Steve Chapman looks at "what everybody knows" about the deleterious effects of no-fault divorce and finds that what everybody knows just ain't so:
There's a lot of evidence that marital breakup does more social harm than good. In their 2000 book, The Case for Marriage, Linda Waite and Maggie Gallagher document that adults who are married do better than singles in wealth, health, and personal satisfaction. Children living with a divorced or unwed single parent are more likely to fall into poverty, sickness, and crime than other kids.
Marriage is a good thing, most people agree, while divorce is, at best, a necessary evil.
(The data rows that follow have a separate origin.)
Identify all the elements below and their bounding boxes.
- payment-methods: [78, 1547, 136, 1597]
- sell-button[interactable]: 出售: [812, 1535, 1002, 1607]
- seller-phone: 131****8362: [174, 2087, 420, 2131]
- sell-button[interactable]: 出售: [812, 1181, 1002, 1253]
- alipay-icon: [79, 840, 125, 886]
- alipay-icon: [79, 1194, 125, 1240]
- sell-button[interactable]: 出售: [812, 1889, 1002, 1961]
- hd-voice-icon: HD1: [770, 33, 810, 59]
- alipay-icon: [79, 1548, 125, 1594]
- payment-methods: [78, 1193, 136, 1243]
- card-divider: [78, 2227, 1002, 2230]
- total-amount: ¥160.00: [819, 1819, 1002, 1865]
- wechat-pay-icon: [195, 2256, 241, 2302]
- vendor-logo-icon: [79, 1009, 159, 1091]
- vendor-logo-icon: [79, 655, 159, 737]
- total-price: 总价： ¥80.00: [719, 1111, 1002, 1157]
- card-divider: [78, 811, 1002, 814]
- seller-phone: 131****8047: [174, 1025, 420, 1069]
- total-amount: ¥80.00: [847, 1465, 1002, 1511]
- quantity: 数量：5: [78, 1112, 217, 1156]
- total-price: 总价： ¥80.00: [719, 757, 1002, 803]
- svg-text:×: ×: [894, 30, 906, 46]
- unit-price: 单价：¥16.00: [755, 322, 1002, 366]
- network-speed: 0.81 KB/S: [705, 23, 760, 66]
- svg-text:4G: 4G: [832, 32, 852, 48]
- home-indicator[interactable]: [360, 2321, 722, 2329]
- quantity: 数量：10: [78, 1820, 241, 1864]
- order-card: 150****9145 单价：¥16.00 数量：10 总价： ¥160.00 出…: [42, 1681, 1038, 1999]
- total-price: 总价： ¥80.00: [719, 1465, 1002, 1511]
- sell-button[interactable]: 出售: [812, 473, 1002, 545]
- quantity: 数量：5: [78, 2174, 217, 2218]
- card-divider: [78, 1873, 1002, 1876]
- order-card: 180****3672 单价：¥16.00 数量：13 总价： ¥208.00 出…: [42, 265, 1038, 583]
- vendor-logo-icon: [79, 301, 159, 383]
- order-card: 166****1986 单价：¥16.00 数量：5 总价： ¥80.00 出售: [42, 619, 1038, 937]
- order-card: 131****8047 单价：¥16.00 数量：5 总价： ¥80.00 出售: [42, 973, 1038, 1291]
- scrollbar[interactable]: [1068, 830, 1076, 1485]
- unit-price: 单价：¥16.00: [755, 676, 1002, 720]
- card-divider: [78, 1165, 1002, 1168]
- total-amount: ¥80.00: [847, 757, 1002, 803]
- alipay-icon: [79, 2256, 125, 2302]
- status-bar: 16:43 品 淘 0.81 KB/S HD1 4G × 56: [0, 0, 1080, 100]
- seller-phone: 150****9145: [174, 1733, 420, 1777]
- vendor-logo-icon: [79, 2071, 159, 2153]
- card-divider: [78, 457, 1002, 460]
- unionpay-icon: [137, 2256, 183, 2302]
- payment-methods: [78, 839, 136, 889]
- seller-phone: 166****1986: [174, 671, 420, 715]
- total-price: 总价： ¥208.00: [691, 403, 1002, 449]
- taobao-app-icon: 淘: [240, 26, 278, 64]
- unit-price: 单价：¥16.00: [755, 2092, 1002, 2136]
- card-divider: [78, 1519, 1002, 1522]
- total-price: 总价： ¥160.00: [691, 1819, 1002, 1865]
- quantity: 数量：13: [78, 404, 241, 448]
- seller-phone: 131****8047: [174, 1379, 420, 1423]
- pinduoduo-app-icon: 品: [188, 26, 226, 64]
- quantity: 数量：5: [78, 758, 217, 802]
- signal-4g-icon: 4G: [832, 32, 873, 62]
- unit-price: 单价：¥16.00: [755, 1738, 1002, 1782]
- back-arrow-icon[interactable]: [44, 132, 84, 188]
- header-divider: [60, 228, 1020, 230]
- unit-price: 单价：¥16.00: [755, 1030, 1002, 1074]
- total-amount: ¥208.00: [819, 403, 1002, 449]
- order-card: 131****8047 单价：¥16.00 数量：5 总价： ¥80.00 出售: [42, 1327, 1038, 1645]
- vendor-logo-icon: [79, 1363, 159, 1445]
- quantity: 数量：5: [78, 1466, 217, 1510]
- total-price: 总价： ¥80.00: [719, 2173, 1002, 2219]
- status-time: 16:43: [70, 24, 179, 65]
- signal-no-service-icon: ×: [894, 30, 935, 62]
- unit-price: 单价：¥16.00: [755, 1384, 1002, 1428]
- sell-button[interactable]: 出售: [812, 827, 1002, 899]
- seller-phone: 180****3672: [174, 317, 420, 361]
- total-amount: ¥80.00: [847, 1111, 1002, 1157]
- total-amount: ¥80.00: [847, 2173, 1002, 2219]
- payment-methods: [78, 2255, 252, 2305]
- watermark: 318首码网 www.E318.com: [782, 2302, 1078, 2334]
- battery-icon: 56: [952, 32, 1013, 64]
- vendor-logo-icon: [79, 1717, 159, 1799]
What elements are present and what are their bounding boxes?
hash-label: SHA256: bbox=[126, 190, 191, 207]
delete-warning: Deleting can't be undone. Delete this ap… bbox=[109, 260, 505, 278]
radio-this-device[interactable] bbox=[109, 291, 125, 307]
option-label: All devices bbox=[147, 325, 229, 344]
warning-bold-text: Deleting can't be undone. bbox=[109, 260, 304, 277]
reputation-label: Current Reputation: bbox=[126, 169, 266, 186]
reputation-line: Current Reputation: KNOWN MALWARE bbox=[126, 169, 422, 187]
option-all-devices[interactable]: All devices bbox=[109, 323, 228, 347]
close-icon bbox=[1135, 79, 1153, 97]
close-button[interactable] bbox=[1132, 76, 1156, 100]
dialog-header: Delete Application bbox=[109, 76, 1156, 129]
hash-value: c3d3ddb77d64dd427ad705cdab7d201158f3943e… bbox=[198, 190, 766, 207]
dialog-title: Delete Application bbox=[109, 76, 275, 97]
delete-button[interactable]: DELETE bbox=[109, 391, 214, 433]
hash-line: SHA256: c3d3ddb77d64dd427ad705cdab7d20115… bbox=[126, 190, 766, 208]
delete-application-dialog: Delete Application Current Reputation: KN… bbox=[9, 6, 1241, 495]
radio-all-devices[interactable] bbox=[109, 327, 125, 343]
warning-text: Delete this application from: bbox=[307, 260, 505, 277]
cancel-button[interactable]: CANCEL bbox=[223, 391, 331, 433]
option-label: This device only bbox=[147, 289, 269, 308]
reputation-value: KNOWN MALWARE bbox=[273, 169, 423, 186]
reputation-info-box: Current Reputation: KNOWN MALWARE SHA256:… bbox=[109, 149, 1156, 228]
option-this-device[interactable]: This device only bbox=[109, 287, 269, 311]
So the laws that accompanied the divorce revolution have come under fire for destroying families and weakening safeguards for spouses who keep their vows.
[. . .]
The first surprise is that looser divorce laws have actually had little effect on the number of marriages that fall apart. Economist Justin Wolfers of Stanford University, in a study published by the National Bureau of Economic Research (NBER), found that when California passed a no-fault divorce law in 1970, the divorce rate jumped, then fell back to its old level — and then fell some more.
[. . .]
In short, nothing bad happened. But in another NBER paper, Wolfers and fellow economist Betsey Stevenson of the University of Pennsylvania report that in states that relaxed their divorce laws, some very good things happened: Fewer women committed suicide, and fewer were murdered by husbands or other "intimate" partners. In addition, both men and women suffered less domestic violence, compared to states that didn't change their laws.
We're not talking about tiny improvements here. Wolfers and Stevenson say that in no-fault states, there was a 10 percent drop in a woman's chance of being killed by her spouse or boyfriend. The rate of female suicide in new no-fault states fell by about 20 percent. The effect was more dramatic still for domestic violence — which "declined by somewhere between a quarter and a half between 1976 and 1985 in those states that reformed their divorce laws," according to Stevenson and Wolfers.
That's not at all what I'd have expected to hear . . . which may explain why research sometimes goes down a path of "that's obvious" (the recent Canadian study on teenage drivers' feelings of immortality, for example), because there are sufficient examples where the actual data is in stark contrast to "what everybody knows".